Breakfasts for guests will be laid out in advance and some will be served in individual striped beach huts overlooking the sea.
From July 4, the Eden Project will open its biomes and indoor cafes with a one-way system in place to keep guests safe.
Hugh Ridgway, owner of the St Moritz hotel, said the restaurant would have only been able to operate at 30% occupancy with the two-metre rule in place so decided to build the socially distanced pop-up venue.
This consists of 16 private dining rooms, each with a serving hatch where guests will be served their food from – meaning staff do not need to enter.
Mr Ridgway said phone and online inquiries had been “very busy” since news of the relaxation of lockdown restrictions was announced on Monday.

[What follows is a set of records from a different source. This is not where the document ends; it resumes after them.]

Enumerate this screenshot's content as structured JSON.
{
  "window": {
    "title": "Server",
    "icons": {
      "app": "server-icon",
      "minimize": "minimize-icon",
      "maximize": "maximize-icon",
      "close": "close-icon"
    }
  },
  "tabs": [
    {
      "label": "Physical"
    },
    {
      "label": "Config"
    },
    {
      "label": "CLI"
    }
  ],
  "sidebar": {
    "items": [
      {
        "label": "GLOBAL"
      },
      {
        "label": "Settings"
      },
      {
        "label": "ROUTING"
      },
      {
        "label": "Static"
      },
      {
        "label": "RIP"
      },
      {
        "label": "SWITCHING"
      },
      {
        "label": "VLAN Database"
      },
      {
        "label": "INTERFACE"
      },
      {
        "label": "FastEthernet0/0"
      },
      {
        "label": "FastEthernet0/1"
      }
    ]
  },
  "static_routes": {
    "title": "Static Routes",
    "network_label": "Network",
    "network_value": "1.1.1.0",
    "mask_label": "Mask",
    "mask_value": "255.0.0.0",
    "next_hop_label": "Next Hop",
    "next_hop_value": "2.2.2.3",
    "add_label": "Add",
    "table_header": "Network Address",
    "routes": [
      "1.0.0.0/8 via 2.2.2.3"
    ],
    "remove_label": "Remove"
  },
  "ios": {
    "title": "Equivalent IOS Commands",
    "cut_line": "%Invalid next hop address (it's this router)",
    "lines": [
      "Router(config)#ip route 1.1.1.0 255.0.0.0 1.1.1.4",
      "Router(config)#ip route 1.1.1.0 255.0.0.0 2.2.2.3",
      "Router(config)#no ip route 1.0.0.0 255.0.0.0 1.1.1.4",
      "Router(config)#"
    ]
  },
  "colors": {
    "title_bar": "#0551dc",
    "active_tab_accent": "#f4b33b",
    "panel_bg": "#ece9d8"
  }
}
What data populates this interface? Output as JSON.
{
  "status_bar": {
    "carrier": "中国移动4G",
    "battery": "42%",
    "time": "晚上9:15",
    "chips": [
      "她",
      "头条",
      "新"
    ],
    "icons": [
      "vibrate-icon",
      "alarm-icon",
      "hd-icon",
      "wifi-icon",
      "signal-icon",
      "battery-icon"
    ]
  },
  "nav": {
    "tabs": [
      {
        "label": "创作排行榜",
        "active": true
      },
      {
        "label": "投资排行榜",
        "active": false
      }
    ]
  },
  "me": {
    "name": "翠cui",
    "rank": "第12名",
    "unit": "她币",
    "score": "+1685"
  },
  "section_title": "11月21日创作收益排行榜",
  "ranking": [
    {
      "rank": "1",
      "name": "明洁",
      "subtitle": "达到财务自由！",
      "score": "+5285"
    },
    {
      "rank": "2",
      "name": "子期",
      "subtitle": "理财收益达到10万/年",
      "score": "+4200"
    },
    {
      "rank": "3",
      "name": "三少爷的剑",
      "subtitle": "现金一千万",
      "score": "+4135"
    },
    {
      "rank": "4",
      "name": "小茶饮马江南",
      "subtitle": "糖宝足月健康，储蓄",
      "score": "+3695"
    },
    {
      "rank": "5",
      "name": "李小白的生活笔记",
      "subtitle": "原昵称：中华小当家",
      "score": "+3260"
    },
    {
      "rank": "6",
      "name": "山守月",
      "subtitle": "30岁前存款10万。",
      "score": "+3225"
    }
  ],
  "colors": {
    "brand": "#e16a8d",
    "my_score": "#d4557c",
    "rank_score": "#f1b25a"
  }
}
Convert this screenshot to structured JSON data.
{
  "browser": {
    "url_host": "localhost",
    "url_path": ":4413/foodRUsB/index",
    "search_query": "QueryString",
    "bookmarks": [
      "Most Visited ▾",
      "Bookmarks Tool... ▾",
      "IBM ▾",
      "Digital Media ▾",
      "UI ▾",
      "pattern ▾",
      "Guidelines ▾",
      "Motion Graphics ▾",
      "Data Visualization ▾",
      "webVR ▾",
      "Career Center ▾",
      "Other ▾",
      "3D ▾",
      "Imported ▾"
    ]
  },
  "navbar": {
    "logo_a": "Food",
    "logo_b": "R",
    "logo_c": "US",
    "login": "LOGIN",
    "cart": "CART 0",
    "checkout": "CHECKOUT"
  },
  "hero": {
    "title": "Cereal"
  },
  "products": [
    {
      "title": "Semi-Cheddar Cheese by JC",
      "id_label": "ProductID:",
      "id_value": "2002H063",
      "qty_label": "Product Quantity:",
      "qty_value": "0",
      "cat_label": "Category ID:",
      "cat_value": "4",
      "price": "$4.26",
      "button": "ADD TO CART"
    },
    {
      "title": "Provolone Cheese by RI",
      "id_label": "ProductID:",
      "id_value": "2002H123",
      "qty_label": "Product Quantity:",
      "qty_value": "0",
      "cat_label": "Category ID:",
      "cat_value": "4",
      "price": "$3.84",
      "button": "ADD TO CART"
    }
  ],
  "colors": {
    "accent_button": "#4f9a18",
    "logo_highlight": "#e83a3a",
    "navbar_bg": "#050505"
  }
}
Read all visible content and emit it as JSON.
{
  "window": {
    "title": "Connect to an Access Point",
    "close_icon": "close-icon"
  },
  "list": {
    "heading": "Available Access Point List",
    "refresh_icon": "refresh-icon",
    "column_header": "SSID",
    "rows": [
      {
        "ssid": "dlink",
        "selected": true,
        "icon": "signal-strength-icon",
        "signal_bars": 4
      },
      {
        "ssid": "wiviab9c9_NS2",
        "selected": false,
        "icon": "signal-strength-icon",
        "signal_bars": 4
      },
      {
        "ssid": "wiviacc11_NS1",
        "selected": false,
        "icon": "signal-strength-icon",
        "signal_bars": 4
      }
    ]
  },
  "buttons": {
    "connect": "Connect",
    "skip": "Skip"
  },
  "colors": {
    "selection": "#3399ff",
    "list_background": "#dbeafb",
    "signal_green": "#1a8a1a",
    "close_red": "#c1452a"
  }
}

“Our self-catering accommodations are full for July and August, which we would expect,” he said.
“People have been waiting and waiting to stay in hotels and now our phones are very busy, our online bookings are very busy.
“We are very lucky here in St Mortiz that our architecture means all of our hotel rooms can be occupied in a safe and socially distanced manner.
“The only problem is that we need to feed our guests. We can’t do that if we are restricting our restaurant to 30% or 60% – if at one-metre distance – occupancy.
“That’s why we came up with the idea of socially distanced dining and built this marquee with 16 individual dining rooms.”
The hotel was planning to open its two swimming pools and spa facilities on July 4 but these will remain closed for now.
Mr Ridgway said it was hoping that they would be able to reopen at the end of Government’s next review period.
“Looking after people is our bread and butter – we know how to look after people safely,” he added.
Parts of the industry that are traditionally seasonal could continue to trade over the winter to help businesses stay afloat following the financial toll of lockdown.
People that may have travelled abroad over the colder months may also choose a staycation rather than going abroad, Mr Ridgway said.
“We think there will be the pent-up demand still going into the winter,” he added.
Cornwall Council has estimated the loss to the tourism sector in the county to be £630 million to the end of June.